Three years in the troubled British Isles from the bestselling author of Heroic Failure. In 2011 Queen Elizabeth made her first ever state visit to the Irish Republic. It was a great, moving occasion. 'In settling once and for all its relationship with Ireland,' Fintan O'Toole writes, 'Britain was also settling its relationship with the rest of the world, taking its place as a normal, equal democracy.'
It was not to last.
Three Years in Hell is the fiercely intelligent, funny, sorrowful and angry record of a slow-motion catastrophe. At its heart is the enigma of English nationalism. On the morning after the 2016 referendum O'Toole wrote:
'It is a question the English used to ask about their subject peoples: are they ready for self-government? But it is now one that has to be asked about the English themselves… England seems to be stumbling towards a national independence it has scarcely even discussed, let alone prepared for.
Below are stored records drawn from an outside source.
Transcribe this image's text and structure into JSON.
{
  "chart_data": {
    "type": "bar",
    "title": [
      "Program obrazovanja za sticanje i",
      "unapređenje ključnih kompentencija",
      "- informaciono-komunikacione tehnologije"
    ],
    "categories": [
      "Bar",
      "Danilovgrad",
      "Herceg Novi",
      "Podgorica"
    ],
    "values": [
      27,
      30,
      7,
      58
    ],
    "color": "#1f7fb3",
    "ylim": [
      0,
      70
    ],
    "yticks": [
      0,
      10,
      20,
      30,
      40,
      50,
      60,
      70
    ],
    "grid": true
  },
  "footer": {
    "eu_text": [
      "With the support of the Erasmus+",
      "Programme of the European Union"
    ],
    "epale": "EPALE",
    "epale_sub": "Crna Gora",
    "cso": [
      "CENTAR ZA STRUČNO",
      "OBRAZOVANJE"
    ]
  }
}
It is on the brink of one of history's strangest nationalist revolutions.'
For the next three years and more, O'Toole responded to the unfolding of this question's implications. That story, full of unintended comedy and tragedy, culminates in the election of Boris Johnson, running against a weak, accidental Labour leader who promised to remain 'neutral' on the most important question of our time.
This urgent book needs to be read by anyone who cares about the future of our islands and the wider world.